Text regarding the situation in Exarcheia
Exarcheia finds itself in a moment of existential crisis. However, while most groups are focusing on the external forces that threaten the neighborhood, they are ignoring some of the internal conditions that have helped bring us to this point.
While gentrification proceeds apace and the police occupy the neighborhood, direct action and intervention in order to transform the material socio-spatial conditions of the neighborhood have been discarded for mere performative actions.
For example, despite ample foreknowledge that state forces were coming to the square, the slew of assemblies purporting to “defend” Exarcheia made no move to prohibit this act. Months before the event, the decision was made (with no hesitation) to simply surrender the square and then hold a demo. The discussions in the lead-up revolved mainly around organizational concerns, such as where to meet, what time to hold an assembly, etc. Once the metal sheets were installed and the police permanently stationed, members of the movement then engaged in a series of fruitless performative acts, including some that contained elements of self-indulgent martyrdom.
Two comparisons come to mind here. First, there is a particular emphasis on ephemeral acts over enduring social structures (more akin to Bey than Bookchin). Second, the infamous quote from Ulrike Meinhof seems apt, “Protest is when I say I don’t like this. Resistance is when I put an end to what I don’t like.”
It would appear that there is little dynamic vision or creativity left within the Exarcheia movement. Rather, there is a basic playbook that consists of a few limited, tired actions: marches, microphone demos, flyers, and events that bare no discernible difference from typical public or private ones, apart from the fact that they are “self-organized.”
Hence, there is a singular focus on form at the expense of content.

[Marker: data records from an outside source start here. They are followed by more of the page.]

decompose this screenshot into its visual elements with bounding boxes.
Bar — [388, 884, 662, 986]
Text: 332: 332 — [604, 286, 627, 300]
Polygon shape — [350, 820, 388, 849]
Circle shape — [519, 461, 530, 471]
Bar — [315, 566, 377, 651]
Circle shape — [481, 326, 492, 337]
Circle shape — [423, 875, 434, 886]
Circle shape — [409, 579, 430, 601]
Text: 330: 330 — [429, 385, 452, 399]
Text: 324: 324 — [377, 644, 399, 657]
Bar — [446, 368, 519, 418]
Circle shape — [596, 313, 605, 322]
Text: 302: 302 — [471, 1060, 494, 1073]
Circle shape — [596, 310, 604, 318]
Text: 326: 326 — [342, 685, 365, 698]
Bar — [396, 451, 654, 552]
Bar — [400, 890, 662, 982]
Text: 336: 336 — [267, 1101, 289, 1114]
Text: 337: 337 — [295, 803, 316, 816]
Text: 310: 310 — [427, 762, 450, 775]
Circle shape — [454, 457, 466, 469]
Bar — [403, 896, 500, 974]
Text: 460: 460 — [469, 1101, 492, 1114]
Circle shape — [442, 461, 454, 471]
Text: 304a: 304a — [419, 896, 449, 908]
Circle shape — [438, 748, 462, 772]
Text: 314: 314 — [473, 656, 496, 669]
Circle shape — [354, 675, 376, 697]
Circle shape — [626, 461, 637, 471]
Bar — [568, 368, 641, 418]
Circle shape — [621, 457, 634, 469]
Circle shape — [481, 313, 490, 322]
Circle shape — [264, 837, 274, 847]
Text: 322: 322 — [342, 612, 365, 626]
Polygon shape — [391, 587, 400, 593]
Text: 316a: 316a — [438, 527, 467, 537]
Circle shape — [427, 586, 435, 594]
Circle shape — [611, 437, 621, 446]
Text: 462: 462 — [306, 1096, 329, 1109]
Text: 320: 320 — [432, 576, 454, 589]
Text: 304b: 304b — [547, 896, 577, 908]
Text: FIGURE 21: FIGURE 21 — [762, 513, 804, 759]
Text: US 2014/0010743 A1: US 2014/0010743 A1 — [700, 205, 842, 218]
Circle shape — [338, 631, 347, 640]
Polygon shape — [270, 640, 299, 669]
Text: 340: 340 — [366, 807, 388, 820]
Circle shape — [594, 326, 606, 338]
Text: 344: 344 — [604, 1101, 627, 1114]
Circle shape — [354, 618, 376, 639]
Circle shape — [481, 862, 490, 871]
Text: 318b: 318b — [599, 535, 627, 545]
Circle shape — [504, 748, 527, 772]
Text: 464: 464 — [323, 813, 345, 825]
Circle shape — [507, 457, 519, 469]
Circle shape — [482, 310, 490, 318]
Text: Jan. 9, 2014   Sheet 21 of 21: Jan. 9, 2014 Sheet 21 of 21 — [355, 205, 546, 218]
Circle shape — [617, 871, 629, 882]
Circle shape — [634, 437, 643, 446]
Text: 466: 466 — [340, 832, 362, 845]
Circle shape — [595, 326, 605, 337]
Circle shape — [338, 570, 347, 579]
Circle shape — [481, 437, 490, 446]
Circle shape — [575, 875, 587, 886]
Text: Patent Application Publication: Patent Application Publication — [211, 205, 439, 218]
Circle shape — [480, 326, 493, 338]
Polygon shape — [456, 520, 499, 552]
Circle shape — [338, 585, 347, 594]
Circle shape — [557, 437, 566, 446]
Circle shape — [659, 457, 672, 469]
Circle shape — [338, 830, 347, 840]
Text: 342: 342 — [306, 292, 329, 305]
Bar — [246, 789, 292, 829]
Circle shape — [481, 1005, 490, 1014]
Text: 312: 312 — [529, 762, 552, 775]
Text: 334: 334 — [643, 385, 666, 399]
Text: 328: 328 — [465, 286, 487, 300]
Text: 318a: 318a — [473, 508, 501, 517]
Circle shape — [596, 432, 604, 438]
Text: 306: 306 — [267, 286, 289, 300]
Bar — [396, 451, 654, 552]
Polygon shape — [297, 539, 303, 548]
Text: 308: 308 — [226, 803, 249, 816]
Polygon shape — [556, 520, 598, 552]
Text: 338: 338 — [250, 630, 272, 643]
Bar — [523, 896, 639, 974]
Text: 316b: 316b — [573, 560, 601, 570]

What we mean is that despite the self-organized form, the content does nothing to destabilize the conditions that threaten the neighborhood, as it is largely congruent with the standard fare of the general public and that of a typical pacified, gentrified neighborhood, with sporting events, popular bands, and endless events for children, not to mention the effective privatization of Parko Navarino for near exclusive use by young families.
Exarcheia has typically been celebrated by the movement (in a very postmodernist fashion) as a space of political and social fermentation amongst a multiplicity of actors, with no grand, overarching goal … no attempt at forming a comprehensive plan for what Exarcheia could or should become. Within this framework, groups were very good at defining what they were against (cops, state, mafias), but not very good at defining what they were for, other than the concept of self-organization itself.
In theory, this left opportunity for future radical development, but in practice, this reluctance (or inability) on the part of the movement to define a larger goal for the neighborhood has left an absence, and in that absence, state, capital, and hipster entrepreneurs have been able to fill it with their own meanings, ideals, and goals: the state with the metro, a heavy police presence, and the closure of squats and self-organized spaces, all in order to tame Exarcheia and mold it into an acceptable image akin to any other neighborhood in the center of Athens; capital with property investment and luxury apartments; and hipster entrepreneurs by taking advantage of the “alternative” reputation of the neighborhood in order to open cafes and shops that succeed in attracting a whole new class and clientele to the neighborhood.
Regarding the state, the movement has put itself in the unfortunate position of now requiring a change in government and subsequent change in policy (such as removing the 24/7 police occupation or reinstating university asylum) in order to provide even the opportunity for some kind of action against the metro works or the permanent retaking of Gini. Regarding the rest (and gentrification in general), there appears to be even less of a plan of action. Perhaps this is due in no small part to the fact that (as rumor has it) certain hipster entrepreneurs are attending certain assemblies, and some assembly members are profiting from Airbnb.
To be sure, Exarcheia has faced several periods of crisis in the past, and there have been several moments where people have predicted the “death” of Exarcheia. And while the current moment seems qualitatively different from, and more severe than, any other that has preceded it, perhaps the movement can once again weather the storm and emerge to begin a new era. However, it is also possible that in order to do this, the Exarcheia movement must recognize that the typical strategies employed thus far have reached the limits of what they can accomplish, and thus the movement must reckon with its contradictions, revise and expand its playbook, and proceed to develop some larger vision of what a truly radical Exarcheia should look like (perhaps more like Bookchin than Bey).
In the meantime, our assembly will engage in small, surreptitious, unorthodox, yet targeted direct actions, aimed not at spectacle, but at chipping away at the growing hegemony of the hipster and rentier classes. We will not, for the time being, call open assemblies, as we fear that they will simply be infiltrated by the ineffective proposals of the dominant groups.